Kidnap of 15 Students: Who is to blame?

Source: pointblanknews.com

Our attention has been drawn to the kidnap of 15 students of Abayi International, Aba by kidnappers in their school bus yesterday.

It is pathetic that each time there is a kidnap incident, some blind critics blame the State Governor for lack of requisite capacity to curb the menace, instead of identifying the sources, causes and possibly proffering solution to it.

While we do not intend to hold brief for the state governor whose aides are evidently qualified to speak for him; as social crusaders and stakeholders in the Abia project, we think we owe it a duty to speak out.

It is an unpardonable blunder, and gross injustice to Governor Orji to hold him responsible for the menace of kidnapping in the state when in reality the State Command of the Nigeria Police Force, which is constitutionally empowered to curb this menace is not under his control.

According to Section 215 of the 1999 Abdusalami Abubakar-made fraudulent Constitution, the Nigeria Police Force is under the command of the Inspector-General of Police (IGP), not the State Governor. The implication is that orders, directives and instructions to perform or carry out duties flow from the Inspector-General of Police, through the chain of Command, to any officer positioned to implement such order. Disobedience or failure to carry out such instruction, directive or order, attracts punitive sanctions.

It is our studied opinion that following the over-centralization of the Nigeria Police Force by the 1999 Abubakar-made Constitution, as opposed to the 1963 Republican Constitution; corrupt elements in the Nigeria Police Force have exploited the constitutional incapacitation of the State Governor and his counterparts in other parts of the federation to aid and abet crime in the society. The arrest and detention of the Divisional Police Officer, Osisioma Police Station as well as the arrest of two members of Police Mobile Force in Abia State, Cpl. Isaiah Eziaku and PC John Alumona, for involvement in kidnapping for ransom speak volume of the complicity of the Police in the perpetration of organized crime in the state.

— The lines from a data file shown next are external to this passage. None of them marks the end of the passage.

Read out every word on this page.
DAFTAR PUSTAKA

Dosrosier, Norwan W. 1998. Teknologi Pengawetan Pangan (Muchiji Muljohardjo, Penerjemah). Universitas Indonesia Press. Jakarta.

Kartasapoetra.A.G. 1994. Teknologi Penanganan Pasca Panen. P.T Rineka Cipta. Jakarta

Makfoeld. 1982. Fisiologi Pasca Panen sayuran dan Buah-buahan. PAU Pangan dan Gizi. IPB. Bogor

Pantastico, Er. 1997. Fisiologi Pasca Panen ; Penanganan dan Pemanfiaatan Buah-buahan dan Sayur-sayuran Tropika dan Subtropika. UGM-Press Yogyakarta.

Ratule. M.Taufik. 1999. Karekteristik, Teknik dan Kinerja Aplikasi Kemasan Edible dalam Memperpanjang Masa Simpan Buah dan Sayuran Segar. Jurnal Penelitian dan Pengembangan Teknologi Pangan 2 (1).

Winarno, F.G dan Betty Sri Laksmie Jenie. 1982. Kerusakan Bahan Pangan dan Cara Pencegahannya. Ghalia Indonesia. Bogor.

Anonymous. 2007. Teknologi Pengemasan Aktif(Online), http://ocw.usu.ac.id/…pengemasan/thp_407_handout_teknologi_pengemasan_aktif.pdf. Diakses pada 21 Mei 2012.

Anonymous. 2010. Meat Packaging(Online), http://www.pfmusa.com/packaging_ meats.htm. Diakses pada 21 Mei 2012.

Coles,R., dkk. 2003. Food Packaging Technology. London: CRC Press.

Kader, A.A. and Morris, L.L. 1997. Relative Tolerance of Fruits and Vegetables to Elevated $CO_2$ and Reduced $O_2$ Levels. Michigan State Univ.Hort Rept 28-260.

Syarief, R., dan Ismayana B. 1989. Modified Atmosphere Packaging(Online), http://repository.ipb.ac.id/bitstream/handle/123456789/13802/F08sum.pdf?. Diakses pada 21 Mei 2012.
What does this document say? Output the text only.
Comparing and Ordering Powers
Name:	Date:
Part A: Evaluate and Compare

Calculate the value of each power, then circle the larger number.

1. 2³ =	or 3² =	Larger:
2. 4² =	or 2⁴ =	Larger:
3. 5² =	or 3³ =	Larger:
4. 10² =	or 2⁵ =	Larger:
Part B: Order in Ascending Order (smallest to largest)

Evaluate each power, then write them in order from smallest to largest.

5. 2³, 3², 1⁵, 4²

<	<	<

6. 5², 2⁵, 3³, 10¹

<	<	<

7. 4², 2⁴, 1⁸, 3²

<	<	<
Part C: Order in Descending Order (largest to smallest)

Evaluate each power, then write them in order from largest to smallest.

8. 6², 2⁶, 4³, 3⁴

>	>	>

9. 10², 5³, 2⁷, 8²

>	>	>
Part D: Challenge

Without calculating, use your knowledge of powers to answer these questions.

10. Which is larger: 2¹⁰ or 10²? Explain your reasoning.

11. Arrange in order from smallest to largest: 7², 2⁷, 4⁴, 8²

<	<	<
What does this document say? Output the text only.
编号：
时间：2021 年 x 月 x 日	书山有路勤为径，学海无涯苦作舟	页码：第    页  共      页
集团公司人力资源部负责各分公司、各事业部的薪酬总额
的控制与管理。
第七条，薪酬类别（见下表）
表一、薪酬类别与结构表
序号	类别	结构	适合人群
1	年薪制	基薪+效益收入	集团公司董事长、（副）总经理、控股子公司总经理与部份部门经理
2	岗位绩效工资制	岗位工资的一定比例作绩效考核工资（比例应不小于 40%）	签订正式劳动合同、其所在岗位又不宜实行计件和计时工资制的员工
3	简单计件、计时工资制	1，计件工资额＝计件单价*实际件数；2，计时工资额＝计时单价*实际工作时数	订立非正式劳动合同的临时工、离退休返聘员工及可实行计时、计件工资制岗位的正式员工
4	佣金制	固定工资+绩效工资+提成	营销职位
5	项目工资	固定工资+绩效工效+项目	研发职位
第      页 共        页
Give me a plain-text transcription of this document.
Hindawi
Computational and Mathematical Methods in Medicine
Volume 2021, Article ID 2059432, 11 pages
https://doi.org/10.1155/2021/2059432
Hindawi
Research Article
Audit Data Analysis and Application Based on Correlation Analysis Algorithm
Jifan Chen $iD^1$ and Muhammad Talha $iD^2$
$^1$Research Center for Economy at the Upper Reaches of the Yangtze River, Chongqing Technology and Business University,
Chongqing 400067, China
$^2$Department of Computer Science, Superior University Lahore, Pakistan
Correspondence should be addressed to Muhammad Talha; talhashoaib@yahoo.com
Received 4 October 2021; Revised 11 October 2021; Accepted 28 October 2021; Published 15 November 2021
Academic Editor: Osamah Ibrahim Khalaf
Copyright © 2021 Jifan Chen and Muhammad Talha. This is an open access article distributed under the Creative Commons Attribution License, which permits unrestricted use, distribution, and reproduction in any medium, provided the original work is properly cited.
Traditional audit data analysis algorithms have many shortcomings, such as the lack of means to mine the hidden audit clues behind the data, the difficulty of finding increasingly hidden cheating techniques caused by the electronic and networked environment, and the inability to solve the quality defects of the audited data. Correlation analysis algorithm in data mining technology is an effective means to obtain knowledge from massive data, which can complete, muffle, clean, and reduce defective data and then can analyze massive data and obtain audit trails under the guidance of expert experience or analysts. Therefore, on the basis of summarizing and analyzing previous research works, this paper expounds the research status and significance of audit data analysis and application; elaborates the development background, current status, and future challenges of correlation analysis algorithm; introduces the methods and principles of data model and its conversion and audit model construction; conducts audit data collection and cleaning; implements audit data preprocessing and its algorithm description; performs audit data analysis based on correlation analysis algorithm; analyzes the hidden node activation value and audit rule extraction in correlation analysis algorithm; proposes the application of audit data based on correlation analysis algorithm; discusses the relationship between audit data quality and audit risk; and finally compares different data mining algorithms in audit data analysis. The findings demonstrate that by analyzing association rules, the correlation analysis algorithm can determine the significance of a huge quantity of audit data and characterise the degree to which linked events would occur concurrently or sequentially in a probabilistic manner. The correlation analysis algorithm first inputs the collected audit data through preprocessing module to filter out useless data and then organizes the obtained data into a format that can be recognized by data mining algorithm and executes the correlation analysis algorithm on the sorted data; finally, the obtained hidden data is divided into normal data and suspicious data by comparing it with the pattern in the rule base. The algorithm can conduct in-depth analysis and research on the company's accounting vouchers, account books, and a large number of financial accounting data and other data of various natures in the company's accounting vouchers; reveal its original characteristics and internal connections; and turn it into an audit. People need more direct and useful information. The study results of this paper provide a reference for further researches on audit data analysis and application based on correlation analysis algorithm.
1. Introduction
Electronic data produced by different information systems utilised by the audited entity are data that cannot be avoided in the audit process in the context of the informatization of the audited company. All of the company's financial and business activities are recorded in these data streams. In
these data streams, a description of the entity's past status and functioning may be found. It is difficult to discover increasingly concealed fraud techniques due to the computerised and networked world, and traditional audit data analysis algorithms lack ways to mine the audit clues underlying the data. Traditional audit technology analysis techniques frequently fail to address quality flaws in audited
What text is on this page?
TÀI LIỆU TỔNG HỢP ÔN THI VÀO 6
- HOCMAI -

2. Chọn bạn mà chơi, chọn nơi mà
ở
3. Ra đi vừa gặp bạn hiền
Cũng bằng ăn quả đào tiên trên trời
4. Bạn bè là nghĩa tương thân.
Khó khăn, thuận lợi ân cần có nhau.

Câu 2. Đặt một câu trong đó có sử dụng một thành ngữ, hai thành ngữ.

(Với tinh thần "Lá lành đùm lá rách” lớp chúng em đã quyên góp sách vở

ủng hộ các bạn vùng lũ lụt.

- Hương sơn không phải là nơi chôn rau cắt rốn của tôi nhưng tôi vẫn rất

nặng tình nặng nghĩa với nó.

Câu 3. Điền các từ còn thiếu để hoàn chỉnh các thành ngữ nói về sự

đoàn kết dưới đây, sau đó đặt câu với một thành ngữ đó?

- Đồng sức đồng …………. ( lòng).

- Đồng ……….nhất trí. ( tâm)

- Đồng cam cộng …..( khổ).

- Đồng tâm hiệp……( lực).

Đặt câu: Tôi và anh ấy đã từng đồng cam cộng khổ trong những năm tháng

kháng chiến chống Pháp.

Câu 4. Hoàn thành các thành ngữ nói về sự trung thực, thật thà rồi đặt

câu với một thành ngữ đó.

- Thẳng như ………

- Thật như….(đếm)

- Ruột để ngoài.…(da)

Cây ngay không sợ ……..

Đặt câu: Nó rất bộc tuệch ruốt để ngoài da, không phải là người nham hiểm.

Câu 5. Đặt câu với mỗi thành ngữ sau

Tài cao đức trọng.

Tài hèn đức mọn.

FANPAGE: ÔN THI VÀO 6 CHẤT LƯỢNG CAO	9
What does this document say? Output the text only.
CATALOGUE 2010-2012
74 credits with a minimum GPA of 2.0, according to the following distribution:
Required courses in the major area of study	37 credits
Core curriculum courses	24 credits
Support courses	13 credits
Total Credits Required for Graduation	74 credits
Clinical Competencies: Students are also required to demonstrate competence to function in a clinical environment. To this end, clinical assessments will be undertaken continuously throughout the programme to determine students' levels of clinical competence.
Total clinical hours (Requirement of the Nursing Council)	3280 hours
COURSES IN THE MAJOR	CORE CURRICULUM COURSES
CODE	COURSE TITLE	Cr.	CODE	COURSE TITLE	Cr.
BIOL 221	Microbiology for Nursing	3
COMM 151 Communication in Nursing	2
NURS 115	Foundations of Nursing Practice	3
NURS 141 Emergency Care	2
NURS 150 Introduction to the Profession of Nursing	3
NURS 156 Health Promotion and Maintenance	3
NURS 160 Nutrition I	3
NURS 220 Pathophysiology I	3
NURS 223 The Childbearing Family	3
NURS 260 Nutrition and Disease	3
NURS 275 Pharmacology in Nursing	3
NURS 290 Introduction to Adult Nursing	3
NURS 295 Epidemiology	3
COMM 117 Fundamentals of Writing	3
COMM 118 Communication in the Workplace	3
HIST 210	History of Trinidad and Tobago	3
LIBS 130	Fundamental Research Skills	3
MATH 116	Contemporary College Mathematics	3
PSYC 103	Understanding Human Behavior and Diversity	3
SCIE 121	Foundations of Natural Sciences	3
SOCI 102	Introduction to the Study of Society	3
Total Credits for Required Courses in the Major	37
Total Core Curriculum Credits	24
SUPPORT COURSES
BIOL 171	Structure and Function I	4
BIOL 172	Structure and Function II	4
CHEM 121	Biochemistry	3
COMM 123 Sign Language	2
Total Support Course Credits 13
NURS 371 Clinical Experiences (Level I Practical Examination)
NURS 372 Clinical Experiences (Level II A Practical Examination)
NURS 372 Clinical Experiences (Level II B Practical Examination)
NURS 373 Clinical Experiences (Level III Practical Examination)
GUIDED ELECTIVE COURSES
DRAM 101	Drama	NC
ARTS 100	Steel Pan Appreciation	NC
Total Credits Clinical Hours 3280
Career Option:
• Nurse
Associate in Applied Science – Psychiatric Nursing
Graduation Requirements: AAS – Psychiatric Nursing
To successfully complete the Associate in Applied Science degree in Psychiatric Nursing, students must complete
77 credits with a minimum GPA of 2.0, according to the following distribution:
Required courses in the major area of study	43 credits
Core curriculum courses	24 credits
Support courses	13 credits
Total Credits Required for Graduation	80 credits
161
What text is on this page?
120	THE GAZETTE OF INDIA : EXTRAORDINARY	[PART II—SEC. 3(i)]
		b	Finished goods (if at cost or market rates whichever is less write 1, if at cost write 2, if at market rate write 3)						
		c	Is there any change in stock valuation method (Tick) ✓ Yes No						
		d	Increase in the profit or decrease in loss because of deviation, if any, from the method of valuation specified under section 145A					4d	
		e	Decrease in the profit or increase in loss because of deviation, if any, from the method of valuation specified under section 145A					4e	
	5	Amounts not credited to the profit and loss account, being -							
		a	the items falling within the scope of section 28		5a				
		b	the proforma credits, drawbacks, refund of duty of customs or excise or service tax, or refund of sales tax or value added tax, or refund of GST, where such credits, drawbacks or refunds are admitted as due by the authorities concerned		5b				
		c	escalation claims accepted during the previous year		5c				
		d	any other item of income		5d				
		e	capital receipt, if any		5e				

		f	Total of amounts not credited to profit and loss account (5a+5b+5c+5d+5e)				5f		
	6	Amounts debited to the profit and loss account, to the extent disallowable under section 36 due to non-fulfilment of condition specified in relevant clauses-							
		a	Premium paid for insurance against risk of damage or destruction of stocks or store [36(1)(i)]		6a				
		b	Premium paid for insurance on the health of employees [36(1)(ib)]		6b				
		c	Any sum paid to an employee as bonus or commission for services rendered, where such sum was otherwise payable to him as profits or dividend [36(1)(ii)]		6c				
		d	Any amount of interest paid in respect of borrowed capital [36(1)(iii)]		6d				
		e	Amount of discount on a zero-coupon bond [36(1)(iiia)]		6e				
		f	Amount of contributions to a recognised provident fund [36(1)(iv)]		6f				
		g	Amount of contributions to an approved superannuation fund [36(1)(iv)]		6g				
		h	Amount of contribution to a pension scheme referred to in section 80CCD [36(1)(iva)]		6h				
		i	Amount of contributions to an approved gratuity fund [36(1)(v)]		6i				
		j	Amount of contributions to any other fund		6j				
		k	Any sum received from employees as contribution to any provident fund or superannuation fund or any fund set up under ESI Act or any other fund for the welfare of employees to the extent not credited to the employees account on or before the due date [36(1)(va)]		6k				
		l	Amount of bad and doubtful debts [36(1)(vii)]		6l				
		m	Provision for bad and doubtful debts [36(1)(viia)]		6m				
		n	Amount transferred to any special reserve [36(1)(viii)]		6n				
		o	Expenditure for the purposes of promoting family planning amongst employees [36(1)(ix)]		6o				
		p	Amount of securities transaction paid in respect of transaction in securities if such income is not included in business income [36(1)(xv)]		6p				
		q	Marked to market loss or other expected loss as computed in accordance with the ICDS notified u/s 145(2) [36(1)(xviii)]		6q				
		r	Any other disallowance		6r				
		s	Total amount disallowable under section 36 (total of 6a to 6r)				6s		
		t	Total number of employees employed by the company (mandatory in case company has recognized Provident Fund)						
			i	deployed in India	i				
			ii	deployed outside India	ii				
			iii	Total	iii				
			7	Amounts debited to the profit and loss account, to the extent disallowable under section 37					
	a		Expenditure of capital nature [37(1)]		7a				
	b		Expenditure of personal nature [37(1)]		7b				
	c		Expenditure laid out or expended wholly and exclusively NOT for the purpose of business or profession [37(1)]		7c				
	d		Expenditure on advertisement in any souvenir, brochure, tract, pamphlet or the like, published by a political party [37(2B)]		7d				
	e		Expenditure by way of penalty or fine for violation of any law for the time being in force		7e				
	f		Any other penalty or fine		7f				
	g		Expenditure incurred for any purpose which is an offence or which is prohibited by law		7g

It is also relevant to note that the problem gets messier and compounded when the Governor has a soured relationship with the President and/or his aides. Recall irresponsible and unwarranted attack on the convoys of Ohanaeze chieftains, including (former) Governors of Orji Kalu of Abia, Sam Egwu of Ebonyi and Achike Udenwa of Imo States, respectively, at Aro-Ngwa, Abia State, on 29 September, 2002, by anti-Igbo presidency forces. Rather than investigate the incident and bring the perpetrators to book, the Abia State Police Command had the effrontery to deny that such terrorist act against leaders of one of the three major ethnic groups in the country ever took place. Also fresh in our memories was the criminal role of the Nigeria Police Force in the abduction of a sitting Governor of Anambra State, Dr. Chris Ngige in a senseless attempt to boot him out of office through the backdoor by agents of the presidency.

Accordingly, we demand as follows:
1) The constitution of a special anti-crime team, consisting of the State Security Services (SSS), the Army and the Abia State Vigilante Group to investigate the circumstances surrounding the criminal abduction of the 15 students, rescue them and arrest the obnoxious culprits involved in that act of criminality.

2) The immediate restructuring of the Nigeria Police Force by amending the 1999 fraudulently packaged anti-people and anti-progressive Abubakar's Constitution. Governors, states and federal lawmakers of the five south-eastern states of Nigeria can promote this cause by demanding for the restructuring of the Nigeria Police Force as a condition for supporting the 2011 presidential aspiration of Dr. Goodluck Jonathan. They should use their bait to catch the fish.